Unexpected bad news can be one of the hardest events to navigate, regardless of where you’re at in sobriety. I do imagine these are also the moments that can provide the greatest clarity and strength. The death of a loved one and things like funerals and memorial services will challenge us and it is another milestone, on reflection, to be proud of. I haven’t had to live through this yet in my sobriety.
5. Saying No
Being able to say “no” to something or somebody is very empowering. Not everybody will understand or respect your sobriety. I’ve been asked by people who don’t really understand my circumstances if I fancy a pint. I don’t always feel comfortable being in that environment because it reminds me of my drinking days and being part of that ‘lad’ culture where if you had a soft drink you were a ‘sissy’. I’ve turned down trips out with friends because I know it will be centred around alcohol. I feel bad and low sometimes doing that but I think over time I will start to appreciate why I’m doing it. I’m protecting myself.
6. Saying Yes
Sometimes saying “yes” can be the hardest part of sobriety because it usually involves getting out of your comfort zone. For me, going on a Stag weekend with a large group of lads (some I had never met) was a tough one. I was very anxious about it but I wanted to go because it was one of my best friends who was getting married. I’m pleased on reflection I went. I spent more time on my own that weekend than I would have if I was drinking but it was a good balance for me.
7. Establishing Self-care
This milestone isn’t a set in the ground one but it is so important to establish over time a ‘tool kit’ of self-care that works for you and your well-being. Since February I have started running regularly again, I walk a lot more, I’ve started Yoga and I read so much more than I ever have. That works for me. You won’t discover your self-care package overnight but once you have a variety of healthy coping mechanisms in place you can really start to own your mental health and your sobriety.
A glass of wine after a long day at work. A nice, cold bottle of beer in the garden during the Summer. A glass of Baileys on Christmas Eve whilst prepping the food for the big day.
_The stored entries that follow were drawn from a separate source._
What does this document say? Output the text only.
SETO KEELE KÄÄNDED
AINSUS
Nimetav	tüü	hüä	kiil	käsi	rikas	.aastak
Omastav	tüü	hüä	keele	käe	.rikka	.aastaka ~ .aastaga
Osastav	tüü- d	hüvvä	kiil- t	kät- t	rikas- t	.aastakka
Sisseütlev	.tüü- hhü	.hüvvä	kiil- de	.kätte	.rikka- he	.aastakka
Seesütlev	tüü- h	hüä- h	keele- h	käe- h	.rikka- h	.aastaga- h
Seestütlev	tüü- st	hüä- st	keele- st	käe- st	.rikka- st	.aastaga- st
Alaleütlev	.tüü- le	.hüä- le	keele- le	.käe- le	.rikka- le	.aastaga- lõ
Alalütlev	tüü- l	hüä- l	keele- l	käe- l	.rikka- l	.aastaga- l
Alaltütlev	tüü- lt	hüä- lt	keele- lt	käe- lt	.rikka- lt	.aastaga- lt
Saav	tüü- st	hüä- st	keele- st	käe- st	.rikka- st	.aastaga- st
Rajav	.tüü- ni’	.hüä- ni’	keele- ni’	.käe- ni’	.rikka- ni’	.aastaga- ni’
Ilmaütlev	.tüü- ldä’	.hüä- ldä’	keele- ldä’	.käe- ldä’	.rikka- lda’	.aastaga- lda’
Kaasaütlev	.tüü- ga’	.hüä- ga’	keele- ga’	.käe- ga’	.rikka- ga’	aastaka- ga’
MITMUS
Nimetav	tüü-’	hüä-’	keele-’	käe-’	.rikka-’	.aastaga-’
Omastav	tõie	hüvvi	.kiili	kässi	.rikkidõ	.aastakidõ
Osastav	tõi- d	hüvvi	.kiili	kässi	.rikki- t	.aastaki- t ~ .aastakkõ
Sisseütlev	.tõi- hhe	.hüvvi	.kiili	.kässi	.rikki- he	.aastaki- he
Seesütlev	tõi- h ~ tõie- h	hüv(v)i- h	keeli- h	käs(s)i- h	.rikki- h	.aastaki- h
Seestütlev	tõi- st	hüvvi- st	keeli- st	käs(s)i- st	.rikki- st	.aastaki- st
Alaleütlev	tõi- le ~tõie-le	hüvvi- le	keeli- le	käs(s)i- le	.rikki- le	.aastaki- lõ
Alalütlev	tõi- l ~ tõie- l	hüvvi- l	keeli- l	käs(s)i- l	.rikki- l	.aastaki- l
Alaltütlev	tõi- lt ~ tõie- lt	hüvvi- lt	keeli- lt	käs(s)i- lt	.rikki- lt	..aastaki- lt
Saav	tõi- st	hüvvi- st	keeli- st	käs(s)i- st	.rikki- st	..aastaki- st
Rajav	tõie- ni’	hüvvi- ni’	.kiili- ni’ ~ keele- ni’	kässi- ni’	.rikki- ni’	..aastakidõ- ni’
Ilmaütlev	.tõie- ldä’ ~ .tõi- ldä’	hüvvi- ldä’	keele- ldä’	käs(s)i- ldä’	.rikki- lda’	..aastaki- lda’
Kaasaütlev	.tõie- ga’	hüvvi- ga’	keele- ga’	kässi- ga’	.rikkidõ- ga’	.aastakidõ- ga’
All things I would do without fail and enjoy. Drinking wasn’t always demonic for me. I could be ‘normal’ with the stuff at times. I’ve replaced the beer in the garden with a 0.0% Heineken. The Baileys this year will be replaced with a glass of non-alcoholic ginger wine and my go-to after a long day at work will be some yoga, a run or to play with my daughters!
Again, you might not appreciate this immediately but as your body starts to recover from the abuse of alcohol and stress levels fall your sleep quality will improve. I still sleep around the same amount of time but my deeper sleep is longer in duration now. When we drink we don’t sleep properly and we will often wake up very dehydrated. I have two young daughters so naturally my sleep could be better but it is still so much better than it was when I was boozing until midnight.
10. Go Clubbing
My first few trips to pubs have been a little anxiety inducing but thankfully I have friends and family who are supportive plus non-alcoholic drinks are becoming more widely available and popular in the UK. One thing I haven’t done yet is go to a night club. I’m a big fan of dance music and used to love a late night on the dance floor but almost always under the influence. In time I’d love to appreciate a decent DJ set in a good club without the stresses of queuing for drinks, spending loads of money and getting hammered. One for my 40’s maybe when I take my teenage daughters to Ibiza!